Mahana no Atua - The Day of the God
1894. Oil on Canvas
  Who tells you that you ought to seek contrast in colors? What is sweeter to an artist than to make perceptible in a bunch of roses the tint of each one? Although two flowers resemble each other, can they ever be leaf by leaf the same? Seek for Harmony and not contrast, for what accords, not for what clashes. It is the eye of ignorance that assigns a fixed and unchangeable color to every object; beware of this stumbling-block.

The eye seeks to refresh itself trough your work; give it food for enjoyment, not dejection. It is only the sign-painter who should copy the work of others. If you reproduce what another has done you are nothing but a maker of patchwork; you blunt your sensibility and immobilize your coloring. Let everything about you breathe the calm and peace of the soul. Also avoid motion in a pose. Each of your figures ought to be in a static position…
Study the silhouette of every object; distinctness of outline is the attribute of the hand that is not enfeebled by any hesitation of the will.

Why embellish things gratuitously and of set purpose? By this means the true flavor of each person, flower, man, or tree disappears; everything is effaced in the same note of prettiness that nauseates the connoisseur. This does not mean that you must banis the graceful subject, but that it is preferable to render it just as you see it rather than to pour your color and your design into the mold of a theory prepared in advance in your brain.

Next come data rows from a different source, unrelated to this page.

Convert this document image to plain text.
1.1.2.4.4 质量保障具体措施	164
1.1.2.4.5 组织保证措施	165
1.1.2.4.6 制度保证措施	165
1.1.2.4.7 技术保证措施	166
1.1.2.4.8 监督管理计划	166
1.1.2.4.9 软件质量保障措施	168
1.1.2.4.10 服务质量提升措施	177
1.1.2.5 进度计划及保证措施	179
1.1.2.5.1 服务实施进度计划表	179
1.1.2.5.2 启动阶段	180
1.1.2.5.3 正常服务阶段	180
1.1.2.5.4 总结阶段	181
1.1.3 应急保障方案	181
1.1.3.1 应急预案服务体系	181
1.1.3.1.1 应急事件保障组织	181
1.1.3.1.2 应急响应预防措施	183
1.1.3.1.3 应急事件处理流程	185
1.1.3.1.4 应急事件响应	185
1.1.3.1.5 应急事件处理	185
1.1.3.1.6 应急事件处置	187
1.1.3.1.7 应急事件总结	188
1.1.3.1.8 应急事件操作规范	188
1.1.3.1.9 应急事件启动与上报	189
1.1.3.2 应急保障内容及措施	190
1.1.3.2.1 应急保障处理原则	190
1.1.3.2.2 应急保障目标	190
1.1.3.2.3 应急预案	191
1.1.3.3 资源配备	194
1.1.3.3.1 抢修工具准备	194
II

Do not finish your work too much. An impression is not sufficiently durable for its first freshness to survive a belated search for infinite detail; in this way you let the lava grow cool and turn boiling blood into a stone. Though it were a ruby, fling it far from you.
White Horse , 1898. Oil on Canvas
  The impressionists study color exclusively, but without freedom, always shackled by the need of probability. For them the ideal landscape, created from many different entities, does not exist. They look and perceive harmoniously, but without aim. Their edifice rests upon no solid base and ignores the nature of the sensation perceived by means of color. They heed only the eye and neglect the mysterious centers of thought, so falling into merely scientific reasoning.